Celui qui s’est autoproclamé "premier président libertarien de l’histoire de l’humanité" dimanche soir entrera en fonction le 10 décembre. Il devra répondre à l’impatience de ses compatriotes pour ramener l’inflation de trois à un chiffre, et mener à bien la dollarisation promise de l’économie. "La monnaie sera celle que les Argentins choisiront librement. Au fond, on dollarise pour se débarrasser de la Banque centrale" a-t-il réaffirmé.

"Avec 56 % des voix, il est auréolé par le résultat. […] Néanmoins, je pense que très rapidement ce résultat et son poids politique vont s'effriter.

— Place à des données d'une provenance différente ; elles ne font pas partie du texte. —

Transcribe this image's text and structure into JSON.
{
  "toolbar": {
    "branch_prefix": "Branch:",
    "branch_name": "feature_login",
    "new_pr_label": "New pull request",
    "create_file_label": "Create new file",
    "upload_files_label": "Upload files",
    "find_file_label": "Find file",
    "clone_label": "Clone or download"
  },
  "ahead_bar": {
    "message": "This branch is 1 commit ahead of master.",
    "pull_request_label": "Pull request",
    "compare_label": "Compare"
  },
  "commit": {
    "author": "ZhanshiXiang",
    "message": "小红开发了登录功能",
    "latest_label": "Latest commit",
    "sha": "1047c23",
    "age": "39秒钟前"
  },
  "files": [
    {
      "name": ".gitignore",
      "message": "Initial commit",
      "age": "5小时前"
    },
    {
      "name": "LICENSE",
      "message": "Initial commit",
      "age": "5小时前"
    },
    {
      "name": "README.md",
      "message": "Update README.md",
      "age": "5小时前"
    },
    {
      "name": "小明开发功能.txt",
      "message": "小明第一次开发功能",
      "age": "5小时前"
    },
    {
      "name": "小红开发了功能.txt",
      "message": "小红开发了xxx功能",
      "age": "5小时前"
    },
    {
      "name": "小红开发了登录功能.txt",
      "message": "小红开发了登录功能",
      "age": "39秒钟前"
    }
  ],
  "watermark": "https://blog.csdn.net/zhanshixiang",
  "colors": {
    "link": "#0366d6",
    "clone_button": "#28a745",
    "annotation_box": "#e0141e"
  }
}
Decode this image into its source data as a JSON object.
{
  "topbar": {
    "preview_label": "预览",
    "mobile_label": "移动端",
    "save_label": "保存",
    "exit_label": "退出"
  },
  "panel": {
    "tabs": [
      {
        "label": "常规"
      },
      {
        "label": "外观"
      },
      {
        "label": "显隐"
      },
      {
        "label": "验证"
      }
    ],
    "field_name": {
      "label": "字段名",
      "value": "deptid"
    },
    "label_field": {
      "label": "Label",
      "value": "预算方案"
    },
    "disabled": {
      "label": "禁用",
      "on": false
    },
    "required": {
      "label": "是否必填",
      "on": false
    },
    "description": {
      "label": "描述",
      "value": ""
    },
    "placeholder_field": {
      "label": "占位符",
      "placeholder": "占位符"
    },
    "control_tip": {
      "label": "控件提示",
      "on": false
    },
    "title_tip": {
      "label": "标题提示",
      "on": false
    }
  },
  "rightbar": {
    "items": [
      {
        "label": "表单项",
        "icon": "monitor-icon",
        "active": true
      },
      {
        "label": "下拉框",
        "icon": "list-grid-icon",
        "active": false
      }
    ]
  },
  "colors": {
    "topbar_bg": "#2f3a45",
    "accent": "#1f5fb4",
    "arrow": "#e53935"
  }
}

Les Argentins attendent des résultats immédiats et très clairement, il ne sera pas en mesure de les apporter. Je pense que tout porte à croire que la situation économique va continuer à se dégrader et le manque de soutien au Parlement va le mettre très rapidement en porte-à-faux", explique Gaspard Estrada, spécialiste de l’Amérique Latine et enseignant à Sciences-Po.
Une victoire par procuration de la droite argentine
En effet, "La Liberté avance", la formation de Javier Milei, ne dispose que de 38 sièges sur 217 à la chambre des députés. Pour mener à bien ses projets de fermeture de la Banque centrale ou de dollarisation, il devra nouer une alliance politique avec une partie de la "caste" politicienne qu’il n’a cessé de vomir, d’estrade en discours.

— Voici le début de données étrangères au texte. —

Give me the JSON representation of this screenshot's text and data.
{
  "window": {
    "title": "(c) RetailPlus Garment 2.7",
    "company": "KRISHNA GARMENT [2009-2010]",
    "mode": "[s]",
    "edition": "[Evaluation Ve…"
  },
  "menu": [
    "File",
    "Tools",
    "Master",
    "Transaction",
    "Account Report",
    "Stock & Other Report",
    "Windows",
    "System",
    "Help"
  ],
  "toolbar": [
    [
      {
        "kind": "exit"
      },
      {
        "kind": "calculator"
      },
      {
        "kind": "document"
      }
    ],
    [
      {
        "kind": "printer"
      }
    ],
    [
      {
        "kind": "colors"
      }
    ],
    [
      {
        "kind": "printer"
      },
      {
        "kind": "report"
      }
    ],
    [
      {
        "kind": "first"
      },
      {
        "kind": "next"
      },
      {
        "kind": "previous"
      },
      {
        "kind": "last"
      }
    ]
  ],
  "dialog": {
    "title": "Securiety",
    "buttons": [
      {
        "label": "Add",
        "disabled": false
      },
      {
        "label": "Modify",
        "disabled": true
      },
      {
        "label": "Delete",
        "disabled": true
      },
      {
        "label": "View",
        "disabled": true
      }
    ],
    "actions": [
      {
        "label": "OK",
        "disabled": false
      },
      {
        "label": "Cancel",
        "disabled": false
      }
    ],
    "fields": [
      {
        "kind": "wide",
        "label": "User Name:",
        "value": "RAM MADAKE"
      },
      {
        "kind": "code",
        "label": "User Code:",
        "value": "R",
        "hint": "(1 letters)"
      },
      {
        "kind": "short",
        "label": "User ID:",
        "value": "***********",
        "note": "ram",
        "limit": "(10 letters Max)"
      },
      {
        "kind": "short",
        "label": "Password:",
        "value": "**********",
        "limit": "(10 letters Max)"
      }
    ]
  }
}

Avec les 93 députés de sa coalition (Ensemble pour le changement, JxC), l’ex-président Mauricio Macri, battu par Alberto Fernandez en 2019 en raison de sa gestion calamiteuse de l’économie, est devenu l’allié indispensable du nouveau président.

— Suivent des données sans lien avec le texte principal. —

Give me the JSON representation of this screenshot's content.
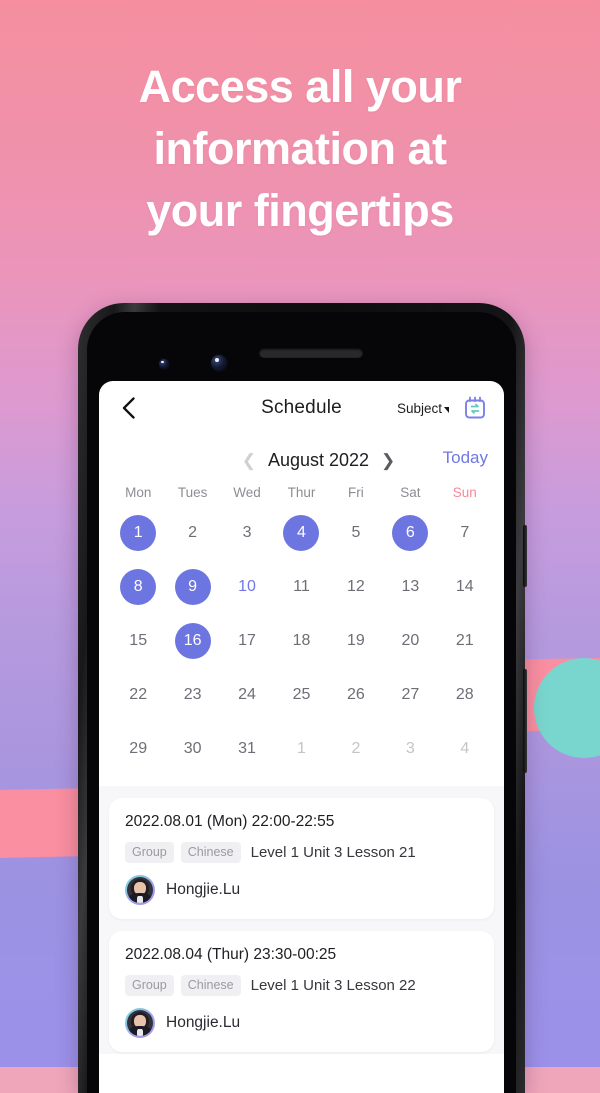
{
  "promo": {
    "headline_lines": [
      "Access all your",
      "information at",
      "your fingertips"
    ],
    "background_top_color": "#f58f9f",
    "background_bottom_color": "#9b91ea",
    "accent_pink": "#f98fa0",
    "accent_teal": "#79d6ce"
  },
  "app": {
    "accent_color": "#6d76e0",
    "navbar": {
      "back_icon": "chevron-left-icon",
      "title": "Schedule",
      "subject_filter_label": "Subject",
      "subject_caret_icon": "caret-down-icon",
      "calendar_sync_icon": "calendar-sync-icon"
    },
    "calendar": {
      "prev_icon": "chevron-left-icon",
      "next_icon": "chevron-right-icon",
      "month_label": "August 2022",
      "today_label": "Today",
      "weekdays": [
        "Mon",
        "Tues",
        "Wed",
        "Thur",
        "Fri",
        "Sat",
        "Sun"
      ],
      "sunday_color": "#fb8796",
      "weeks": [
        [
          {
            "d": "1",
            "state": "marked"
          },
          {
            "d": "2",
            "state": "normal"
          },
          {
            "d": "3",
            "state": "normal"
          },
          {
            "d": "4",
            "state": "marked"
          },
          {
            "d": "5",
            "state": "normal"
          },
          {
            "d": "6",
            "state": "marked"
          },
          {
            "d": "7",
            "state": "normal"
          }
        ],
        [
          {
            "d": "8",
            "state": "marked"
          },
          {
            "d": "9",
            "state": "marked"
          },
          {
            "d": "10",
            "state": "today"
          },
          {
            "d": "11",
            "state": "normal"
          },
          {
            "d": "12",
            "state": "normal"
          },
          {
            "d": "13",
            "state": "normal"
          },
          {
            "d": "14",
            "state": "normal"
          }
        ],
        [
          {
            "d": "15",
            "state": "normal"
          },
          {
            "d": "16",
            "state": "marked"
          },
          {
            "d": "17",
            "state": "normal"
          },
          {
            "d": "18",
            "state": "normal"
          },
          {
            "d": "19",
            "state": "normal"
          },
          {
            "d": "20",
            "state": "normal"
          },
          {
            "d": "21",
            "state": "normal"
          }
        ],
        [
          {
            "d": "22",
            "state": "normal"
          },
          {
            "d": "23",
            "state": "normal"
          },
          {
            "d": "24",
            "state": "normal"
          },
          {
            "d": "25",
            "state": "normal"
          },
          {
            "d": "26",
            "state": "normal"
          },
          {
            "d": "27",
            "state": "normal"
          },
          {
            "d": "28",
            "state": "normal"
          }
        ],
        [
          {
            "d": "29",
            "state": "normal"
          },
          {
            "d": "30",
            "state": "normal"
          },
          {
            "d": "31",
            "state": "normal"
          },
          {
            "d": "1",
            "state": "muted"
          },
          {
            "d": "2",
            "state": "muted"
          },
          {
            "d": "3",
            "state": "muted"
          },
          {
            "d": "4",
            "state": "muted"
          }
        ]
      ]
    },
    "events": [
      {
        "time": "2022.08.01 (Mon) 22:00-22:55",
        "tags": [
          "Group",
          "Chinese"
        ],
        "lesson": "Level 1 Unit 3 Lesson 21",
        "teacher": "Hongjie.Lu",
        "avatar_icon": "teacher-avatar"
      },
      {
        "time": "2022.08.04 (Thur) 23:30-00:25",
        "tags": [
          "Group",
          "Chinese"
        ],
        "lesson": "Level 1 Unit 3 Lesson 22",
        "teacher": "Hongjie.Lu",
        "avatar_icon": "teacher-avatar"
      }
    ]
  }
}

Une exquise revanche pour l’un des hommes les plus riches du pays, qui n’a jamais caché son amertume d’avoir été battu par l’ennemi kirchneriste qui a remporté quatre élections présidentielles sur cinq entre 2003 et 2019. Lors des deux mandats de Cristina Kirchner (2007-2015), l'opposition entre partisans et adversaires de l'ex-présidente est devenue particulièrement féroce et brutale.
"Je pense que Mauricio Macri est la caution [du nouveau président] mais c'est un jeu dangereux. À un moment, Javier Milei voudra assumer pleinement les commandes, mais il n’a pas vraiment de solution", estime Gaspard Estrada.
En d’autres termes, si Javier Milei a réussi à s’imposer, c'est grâce au soutien décisif de la droite traditionnelle argentine. Mais cette dépendance risque de freiner la mise en œuvre de son projet de rupture radicale avec la "caste" qui a séduit les électeurs.
Règlements de compte en vue
La revue Nueva Sociedad note elle aussi que "le discours anti-caste de Javier Milei – qui semblait plafonner à 30 % des voix – s'est transformé en "kirchnerisme ou liberté", qui avait été le slogan de Patricia Bullrich (la candidate de la droite traditionnelle éliminée au premier tour, NDLR)".
Les auteurs de cette analyse ajoutent que "Mauricio Macri a vu dans le manque de structure et l’inexpérience de Javier Milei la possibilité de reprendre le pouvoir après l'échec de son gouvernement : non seulement le gouvernement de Macri fournira des cadres au 'mileisme' naissant, mais ce dernier dépendra des législateurs de Macri pour atteindre un minimum de gouvernabilité".
La victoire du candidat d’extrême droite, qui a successivement battu la droite traditionnelle puis la machine électorale du parti péroniste, va donc affronter l’exercice du pouvoir dans des conditions périlleuses.
Dans quelques semaines, Javier Milei sera confronté à l’impatience de ses électeurs qui réclament une sortie de crise économique rapide et aussi aux désirs de vengeance de l’ex-président Macri vis-à-vis de ses ennemis kirckneristes. "C’est vrai que la justice argentine est politisée et que l’on peut s'attendre à une accélération des affaires concernant Cristina Kirchner."
À défaut de mettre en œuvre son grandiose projet libertarien, où l’offre et la demande règneraient sur une Argentine enfin débarrassée d’un État prédateur et incompétent, Javier Milei va sans doute devoir commencer par faire de la politique et ainsi composer avec le système.